Les enseignants manquent souvent de repères et d’outils pour évaluer l’oral. Pour le Grand oral on peut s’appuyer sur cinq domaines à examiner. Gwenaëlle Chambonnière détaille un exemple de complexification de la sixième à la terminale autour de la compétence qui consiste à participer à des échanges. Le livre fournit aussi des exemples concrets de grille pour évaluer l’oral. Pour l’évaluation entre pairs, il est préférable de répartir les points d’observation entre les évaluateurs.

Le numérique, un outil essentiel de l’enseignement de l’oral.
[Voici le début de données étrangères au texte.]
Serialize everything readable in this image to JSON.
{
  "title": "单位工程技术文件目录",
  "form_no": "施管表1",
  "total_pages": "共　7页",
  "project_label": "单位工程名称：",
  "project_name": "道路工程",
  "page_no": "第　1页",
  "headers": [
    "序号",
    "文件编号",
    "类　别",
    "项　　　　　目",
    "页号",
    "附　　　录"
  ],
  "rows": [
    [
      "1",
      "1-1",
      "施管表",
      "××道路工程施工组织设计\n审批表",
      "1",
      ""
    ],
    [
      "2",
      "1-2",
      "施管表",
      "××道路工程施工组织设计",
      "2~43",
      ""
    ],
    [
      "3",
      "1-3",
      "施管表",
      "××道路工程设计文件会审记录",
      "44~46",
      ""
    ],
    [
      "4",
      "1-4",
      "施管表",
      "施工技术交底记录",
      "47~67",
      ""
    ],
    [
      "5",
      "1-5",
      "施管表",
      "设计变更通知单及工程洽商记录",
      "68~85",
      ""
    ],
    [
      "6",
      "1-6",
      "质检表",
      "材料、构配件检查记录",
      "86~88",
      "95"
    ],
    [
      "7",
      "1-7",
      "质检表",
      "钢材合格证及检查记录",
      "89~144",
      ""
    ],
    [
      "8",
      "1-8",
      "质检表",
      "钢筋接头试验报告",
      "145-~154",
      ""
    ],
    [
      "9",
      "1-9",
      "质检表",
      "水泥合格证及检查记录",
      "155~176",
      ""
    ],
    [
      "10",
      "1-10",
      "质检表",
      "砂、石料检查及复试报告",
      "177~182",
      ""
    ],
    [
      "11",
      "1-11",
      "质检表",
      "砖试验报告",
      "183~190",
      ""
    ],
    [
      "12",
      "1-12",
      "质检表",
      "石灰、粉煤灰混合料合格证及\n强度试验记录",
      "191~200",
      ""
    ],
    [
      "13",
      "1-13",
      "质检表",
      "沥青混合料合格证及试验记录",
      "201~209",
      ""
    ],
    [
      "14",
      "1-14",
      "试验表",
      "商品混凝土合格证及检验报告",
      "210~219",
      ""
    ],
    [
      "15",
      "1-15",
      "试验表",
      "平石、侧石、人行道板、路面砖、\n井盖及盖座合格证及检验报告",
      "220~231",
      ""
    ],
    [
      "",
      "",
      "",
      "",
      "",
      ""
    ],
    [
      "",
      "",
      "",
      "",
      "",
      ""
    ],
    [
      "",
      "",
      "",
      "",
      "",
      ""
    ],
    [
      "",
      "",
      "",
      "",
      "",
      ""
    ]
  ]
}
Le rapport du Cnesco sur « Numérique et apprentissages scolaires » confirme que l’écoute de documents sonores représente un des apports majeurs du numérique. Il est intéressant s’il est pensé au sein d’un scénario pédagogique. Le point essentiel est que le professeur peut mettre à disposition des élèves des fichiers différents que chacun va pouvoir gérer à son rythme. Il faut cependant se méfier du risque de surcharge cognitive lors d’un tel exercice. Le chapitre présente ensuite un certain nombre d’outils ou procédures comme le fait d’extraire la bande son d’une vidéo. Pour les plus ambitieux, on peut aller jusqu’à la pratique de la radio dans le cadre scolaire.

Cet ouvrage de Gwenaëlle Chambonnière propose donc à la fois une réflexion sur l’oral mais aussi des pistes concrètes et progressives. Nul doute qu’il trouvera sa place pour tout enseignant qui souhaite renouveler ses pratiques en lien avec l’oral.